Мир возвращался ко мне медленно и издалека. Сначала вернулись звуки, как будто еще невидимый мне оркестр готовился к началу концерта, репетируя простенькую пьесу. Приглушенно звучали голоса где-то под потолком. Скрипели передвигаемые пюпитры и стулья, шелестели ноты. Невидимый скрипач шепотом прошелся смычком по струнам: «Ну, Нина…» Ну. Ни. На. Наконец скрипнула педаль, и любимый рояль начал с первой октавы привычную гамму бытия.
– Да я не хочу пока детей, Нин Сергевн! Ну куда нам?
Волосы у Катеньки теперь выбелены и острижены совсем коротко, как у певицы с таблеточным псевдонимом. Она рассматривает свои брови в наше маленькое зеркальце у входа. Брови идеальные, такие, как она планировала.

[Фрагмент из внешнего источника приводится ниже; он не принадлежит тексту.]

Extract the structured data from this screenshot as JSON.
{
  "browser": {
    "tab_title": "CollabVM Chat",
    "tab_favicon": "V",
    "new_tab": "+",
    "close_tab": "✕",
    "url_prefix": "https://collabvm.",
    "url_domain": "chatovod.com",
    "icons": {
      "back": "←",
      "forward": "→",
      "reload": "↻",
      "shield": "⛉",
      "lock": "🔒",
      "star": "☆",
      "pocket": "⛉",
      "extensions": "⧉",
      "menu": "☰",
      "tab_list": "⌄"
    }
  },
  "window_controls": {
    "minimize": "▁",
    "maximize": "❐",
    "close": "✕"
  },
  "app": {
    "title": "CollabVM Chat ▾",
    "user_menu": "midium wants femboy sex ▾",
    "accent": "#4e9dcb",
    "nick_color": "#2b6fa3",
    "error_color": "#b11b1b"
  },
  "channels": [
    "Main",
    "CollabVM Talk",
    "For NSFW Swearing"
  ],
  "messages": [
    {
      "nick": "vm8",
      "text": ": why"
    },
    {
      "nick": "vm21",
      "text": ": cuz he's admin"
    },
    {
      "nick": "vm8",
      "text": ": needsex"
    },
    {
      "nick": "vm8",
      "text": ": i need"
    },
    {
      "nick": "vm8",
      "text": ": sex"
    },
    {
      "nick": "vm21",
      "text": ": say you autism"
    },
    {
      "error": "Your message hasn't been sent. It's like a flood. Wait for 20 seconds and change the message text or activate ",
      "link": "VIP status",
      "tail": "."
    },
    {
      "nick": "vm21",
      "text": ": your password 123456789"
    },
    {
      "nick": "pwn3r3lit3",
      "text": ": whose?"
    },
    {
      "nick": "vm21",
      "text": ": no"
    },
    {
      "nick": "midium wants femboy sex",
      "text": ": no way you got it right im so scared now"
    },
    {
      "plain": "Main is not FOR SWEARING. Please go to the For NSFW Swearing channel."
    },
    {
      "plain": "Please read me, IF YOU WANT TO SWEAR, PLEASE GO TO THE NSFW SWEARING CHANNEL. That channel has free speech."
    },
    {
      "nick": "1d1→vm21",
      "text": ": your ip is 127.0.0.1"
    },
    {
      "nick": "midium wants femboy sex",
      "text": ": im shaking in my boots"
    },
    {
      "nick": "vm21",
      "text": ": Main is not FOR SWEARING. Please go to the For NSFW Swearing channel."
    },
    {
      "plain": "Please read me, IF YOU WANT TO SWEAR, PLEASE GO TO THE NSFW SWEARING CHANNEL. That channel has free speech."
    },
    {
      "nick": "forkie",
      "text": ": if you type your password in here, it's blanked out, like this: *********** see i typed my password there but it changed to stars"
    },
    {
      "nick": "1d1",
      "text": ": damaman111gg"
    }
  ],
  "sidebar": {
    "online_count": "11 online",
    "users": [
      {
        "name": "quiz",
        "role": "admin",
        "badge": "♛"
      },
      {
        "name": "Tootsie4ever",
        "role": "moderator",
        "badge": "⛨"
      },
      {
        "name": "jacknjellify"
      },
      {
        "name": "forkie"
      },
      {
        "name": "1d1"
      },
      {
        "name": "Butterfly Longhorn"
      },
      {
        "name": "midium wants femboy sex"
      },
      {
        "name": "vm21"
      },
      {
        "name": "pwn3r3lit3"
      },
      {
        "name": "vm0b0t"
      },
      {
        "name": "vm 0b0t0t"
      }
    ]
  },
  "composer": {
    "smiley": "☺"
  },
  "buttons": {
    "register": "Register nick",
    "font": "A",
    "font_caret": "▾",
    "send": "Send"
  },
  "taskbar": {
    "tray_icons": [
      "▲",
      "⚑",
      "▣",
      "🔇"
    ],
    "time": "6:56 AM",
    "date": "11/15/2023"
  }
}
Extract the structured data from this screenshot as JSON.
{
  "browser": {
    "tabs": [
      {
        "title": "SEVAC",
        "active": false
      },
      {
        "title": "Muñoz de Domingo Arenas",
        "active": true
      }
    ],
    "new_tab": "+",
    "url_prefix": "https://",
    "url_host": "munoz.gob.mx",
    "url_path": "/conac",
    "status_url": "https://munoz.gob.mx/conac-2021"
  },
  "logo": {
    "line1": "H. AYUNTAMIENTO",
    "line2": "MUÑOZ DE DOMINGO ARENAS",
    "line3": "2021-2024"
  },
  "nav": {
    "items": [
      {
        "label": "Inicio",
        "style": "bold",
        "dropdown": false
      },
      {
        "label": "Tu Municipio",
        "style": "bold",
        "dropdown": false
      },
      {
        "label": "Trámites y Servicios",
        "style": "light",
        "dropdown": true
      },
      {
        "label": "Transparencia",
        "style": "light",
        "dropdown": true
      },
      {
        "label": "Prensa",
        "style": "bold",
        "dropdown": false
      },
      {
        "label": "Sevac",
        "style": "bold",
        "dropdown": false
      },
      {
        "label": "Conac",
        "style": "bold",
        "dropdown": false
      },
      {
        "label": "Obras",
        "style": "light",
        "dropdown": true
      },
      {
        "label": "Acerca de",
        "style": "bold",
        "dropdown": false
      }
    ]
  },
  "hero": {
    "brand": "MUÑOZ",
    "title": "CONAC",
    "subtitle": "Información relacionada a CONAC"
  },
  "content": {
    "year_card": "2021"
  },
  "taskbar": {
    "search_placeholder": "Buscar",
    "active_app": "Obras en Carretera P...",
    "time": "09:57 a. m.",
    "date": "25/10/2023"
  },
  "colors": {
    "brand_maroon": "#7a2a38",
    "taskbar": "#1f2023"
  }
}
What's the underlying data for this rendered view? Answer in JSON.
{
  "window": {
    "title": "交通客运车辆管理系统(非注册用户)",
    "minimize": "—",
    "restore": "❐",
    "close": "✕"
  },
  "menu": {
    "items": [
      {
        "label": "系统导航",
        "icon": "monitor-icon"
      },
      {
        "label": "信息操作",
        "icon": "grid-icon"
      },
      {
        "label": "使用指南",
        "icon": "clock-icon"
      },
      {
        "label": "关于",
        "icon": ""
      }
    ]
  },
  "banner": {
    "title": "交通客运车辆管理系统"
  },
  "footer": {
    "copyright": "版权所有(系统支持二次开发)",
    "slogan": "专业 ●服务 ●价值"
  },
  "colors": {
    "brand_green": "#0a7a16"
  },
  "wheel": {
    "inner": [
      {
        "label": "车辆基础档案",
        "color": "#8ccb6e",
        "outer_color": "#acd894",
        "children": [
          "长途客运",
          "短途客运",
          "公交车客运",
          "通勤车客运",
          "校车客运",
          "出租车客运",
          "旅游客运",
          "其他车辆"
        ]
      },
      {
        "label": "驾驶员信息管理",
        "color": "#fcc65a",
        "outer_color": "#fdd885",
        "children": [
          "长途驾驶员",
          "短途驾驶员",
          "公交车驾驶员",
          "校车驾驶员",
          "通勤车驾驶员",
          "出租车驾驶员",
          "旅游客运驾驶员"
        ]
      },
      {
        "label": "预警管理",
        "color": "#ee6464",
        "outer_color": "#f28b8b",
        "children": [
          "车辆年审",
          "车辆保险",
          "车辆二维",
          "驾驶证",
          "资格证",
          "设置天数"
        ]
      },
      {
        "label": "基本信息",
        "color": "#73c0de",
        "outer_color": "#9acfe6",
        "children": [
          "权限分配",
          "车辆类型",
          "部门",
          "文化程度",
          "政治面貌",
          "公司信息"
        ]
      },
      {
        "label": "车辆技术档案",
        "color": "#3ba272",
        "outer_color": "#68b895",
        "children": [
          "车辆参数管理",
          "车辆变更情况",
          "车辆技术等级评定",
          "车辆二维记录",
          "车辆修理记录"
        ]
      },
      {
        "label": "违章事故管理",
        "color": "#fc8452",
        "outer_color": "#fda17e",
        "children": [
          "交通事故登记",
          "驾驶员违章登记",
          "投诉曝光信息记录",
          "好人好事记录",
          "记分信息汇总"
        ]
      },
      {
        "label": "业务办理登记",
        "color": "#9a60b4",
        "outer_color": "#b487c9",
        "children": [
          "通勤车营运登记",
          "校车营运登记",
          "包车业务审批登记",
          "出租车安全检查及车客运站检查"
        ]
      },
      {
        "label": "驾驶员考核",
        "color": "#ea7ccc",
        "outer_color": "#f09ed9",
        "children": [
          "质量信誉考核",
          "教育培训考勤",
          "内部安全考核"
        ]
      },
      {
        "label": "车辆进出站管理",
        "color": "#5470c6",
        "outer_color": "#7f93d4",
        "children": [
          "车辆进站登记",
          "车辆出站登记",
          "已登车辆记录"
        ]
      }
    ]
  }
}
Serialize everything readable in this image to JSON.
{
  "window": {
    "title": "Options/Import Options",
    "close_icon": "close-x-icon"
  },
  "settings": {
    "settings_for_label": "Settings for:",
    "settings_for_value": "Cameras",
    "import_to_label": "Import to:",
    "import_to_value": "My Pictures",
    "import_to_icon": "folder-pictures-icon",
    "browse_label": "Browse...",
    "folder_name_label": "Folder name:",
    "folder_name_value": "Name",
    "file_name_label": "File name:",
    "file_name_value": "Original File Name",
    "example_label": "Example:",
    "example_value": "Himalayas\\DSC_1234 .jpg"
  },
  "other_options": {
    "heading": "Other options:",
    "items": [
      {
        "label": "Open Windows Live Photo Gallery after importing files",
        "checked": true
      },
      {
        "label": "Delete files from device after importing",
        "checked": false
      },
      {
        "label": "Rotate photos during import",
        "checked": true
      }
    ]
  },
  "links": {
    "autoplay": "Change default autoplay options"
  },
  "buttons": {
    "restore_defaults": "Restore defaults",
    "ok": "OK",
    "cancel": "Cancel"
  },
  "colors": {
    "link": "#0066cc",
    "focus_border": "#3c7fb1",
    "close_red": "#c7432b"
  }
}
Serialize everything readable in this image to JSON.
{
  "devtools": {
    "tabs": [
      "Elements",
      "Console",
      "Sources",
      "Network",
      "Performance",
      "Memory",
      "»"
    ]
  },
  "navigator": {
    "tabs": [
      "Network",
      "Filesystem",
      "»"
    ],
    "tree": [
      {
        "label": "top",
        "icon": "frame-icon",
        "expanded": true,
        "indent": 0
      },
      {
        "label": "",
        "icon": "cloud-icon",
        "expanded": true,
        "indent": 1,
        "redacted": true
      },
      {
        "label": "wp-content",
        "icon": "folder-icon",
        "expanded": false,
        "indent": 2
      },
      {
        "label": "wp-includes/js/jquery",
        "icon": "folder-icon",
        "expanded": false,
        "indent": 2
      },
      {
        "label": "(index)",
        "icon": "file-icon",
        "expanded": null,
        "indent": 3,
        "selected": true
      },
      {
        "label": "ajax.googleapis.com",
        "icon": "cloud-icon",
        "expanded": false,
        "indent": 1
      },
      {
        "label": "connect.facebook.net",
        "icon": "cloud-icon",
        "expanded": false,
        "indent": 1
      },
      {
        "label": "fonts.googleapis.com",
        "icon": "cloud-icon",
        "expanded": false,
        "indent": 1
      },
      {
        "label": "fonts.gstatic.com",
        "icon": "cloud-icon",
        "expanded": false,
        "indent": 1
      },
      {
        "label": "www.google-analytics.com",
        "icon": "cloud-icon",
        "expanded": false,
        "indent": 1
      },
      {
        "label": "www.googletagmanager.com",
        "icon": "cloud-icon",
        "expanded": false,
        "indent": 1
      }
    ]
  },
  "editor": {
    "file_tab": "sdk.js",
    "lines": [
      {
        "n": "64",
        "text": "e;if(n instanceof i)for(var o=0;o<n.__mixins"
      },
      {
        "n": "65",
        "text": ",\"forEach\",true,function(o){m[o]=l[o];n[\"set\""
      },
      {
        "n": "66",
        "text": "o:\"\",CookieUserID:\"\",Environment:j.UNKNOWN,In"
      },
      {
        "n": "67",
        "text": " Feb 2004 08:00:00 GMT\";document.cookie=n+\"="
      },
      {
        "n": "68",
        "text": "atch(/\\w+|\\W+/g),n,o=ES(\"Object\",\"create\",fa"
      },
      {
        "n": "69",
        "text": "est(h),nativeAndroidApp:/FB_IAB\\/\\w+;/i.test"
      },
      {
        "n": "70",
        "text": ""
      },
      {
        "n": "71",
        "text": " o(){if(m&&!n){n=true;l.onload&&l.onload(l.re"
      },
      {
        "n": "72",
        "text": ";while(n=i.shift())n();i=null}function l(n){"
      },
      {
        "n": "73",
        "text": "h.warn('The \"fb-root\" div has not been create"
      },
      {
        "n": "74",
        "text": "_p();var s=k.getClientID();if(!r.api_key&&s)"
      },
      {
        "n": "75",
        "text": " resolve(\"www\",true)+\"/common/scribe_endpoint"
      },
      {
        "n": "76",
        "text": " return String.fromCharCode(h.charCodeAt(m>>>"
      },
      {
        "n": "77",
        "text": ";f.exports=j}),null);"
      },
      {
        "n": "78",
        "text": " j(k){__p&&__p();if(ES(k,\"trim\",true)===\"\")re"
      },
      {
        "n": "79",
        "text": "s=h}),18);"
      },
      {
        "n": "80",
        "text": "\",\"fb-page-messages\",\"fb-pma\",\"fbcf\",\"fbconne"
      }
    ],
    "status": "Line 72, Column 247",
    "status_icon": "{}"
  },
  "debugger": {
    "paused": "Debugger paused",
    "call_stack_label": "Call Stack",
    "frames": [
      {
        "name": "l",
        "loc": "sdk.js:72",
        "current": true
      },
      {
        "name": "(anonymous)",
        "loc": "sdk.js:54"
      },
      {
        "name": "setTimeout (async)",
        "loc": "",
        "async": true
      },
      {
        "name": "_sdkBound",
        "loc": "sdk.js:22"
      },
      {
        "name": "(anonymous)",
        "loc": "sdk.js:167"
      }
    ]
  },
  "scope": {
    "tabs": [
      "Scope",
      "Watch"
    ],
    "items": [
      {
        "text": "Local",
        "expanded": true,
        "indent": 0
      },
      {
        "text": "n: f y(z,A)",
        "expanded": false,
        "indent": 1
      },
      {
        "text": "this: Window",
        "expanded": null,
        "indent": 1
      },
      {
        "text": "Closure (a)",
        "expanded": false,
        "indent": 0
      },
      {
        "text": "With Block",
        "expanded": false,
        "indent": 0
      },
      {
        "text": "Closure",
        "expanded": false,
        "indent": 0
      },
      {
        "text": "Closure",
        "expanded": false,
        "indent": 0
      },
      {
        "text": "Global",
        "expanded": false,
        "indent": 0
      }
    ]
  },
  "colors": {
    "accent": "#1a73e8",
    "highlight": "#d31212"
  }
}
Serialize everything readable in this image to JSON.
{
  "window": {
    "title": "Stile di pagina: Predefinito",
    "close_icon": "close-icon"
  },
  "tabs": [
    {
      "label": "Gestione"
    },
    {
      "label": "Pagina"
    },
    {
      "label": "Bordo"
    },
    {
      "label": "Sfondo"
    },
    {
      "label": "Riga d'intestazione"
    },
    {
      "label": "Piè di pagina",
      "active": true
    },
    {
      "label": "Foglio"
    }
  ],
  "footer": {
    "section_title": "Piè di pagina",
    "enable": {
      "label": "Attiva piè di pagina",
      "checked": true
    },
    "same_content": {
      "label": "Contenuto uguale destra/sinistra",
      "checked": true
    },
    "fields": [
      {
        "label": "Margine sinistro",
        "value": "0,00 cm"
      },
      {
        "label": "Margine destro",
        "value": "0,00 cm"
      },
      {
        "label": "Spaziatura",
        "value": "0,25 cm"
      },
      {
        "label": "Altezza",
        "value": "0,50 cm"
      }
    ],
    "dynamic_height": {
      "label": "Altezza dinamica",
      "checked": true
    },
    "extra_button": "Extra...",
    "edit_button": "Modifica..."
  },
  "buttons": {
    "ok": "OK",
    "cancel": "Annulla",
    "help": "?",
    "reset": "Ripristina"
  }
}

– Я говорю, куда они нам, дети-то, Нин Сергевн? Свекровь работает, мы работаем. Мамка моя – не помощница. И что? С кем ребенок-то будет?
– Кать, как с кем?
Вот уж я об этом не думала! С кем был бы мой ребенок? Да был бы он, Господи, если бы он был… Со мной. Я пытаюсь быть опытнее, рассудительнее Катеньки, все-таки я старше больше чем на десять лет.
– Сначала в декрете побудешь, а как дорастет до садика – в садик отдашь.
– Ой, Нин Сергеевн, вам хорошо рассуждать: декрет, садик. А квартира? К бабке в народную стройку, что ли? Так эта бабка еще когда помрет, еще, может быть, лет десять под себя будет ходить, свекровь говорит! А муж? Я дома буду сидеть, а он загуляет!
– Ну, Кать, ты что, твой разве загуляет? – возражаю я совершенно искренне, вспоминая круглую физию Катенькиного мужа с ушами, похожими на кастрюльные ручки.
– А вот и да! Все одинаковые, Нин Сергеевн! Вот вы, че не родили?
Я не родила и не рожу, но Катеньке, собственно, нет до этого никакого дела, я ей не интересна. Старая уже, с ее точки зрения, тетенька, детей нет, поезд ушел, Аркаша на безрыбье. Скука.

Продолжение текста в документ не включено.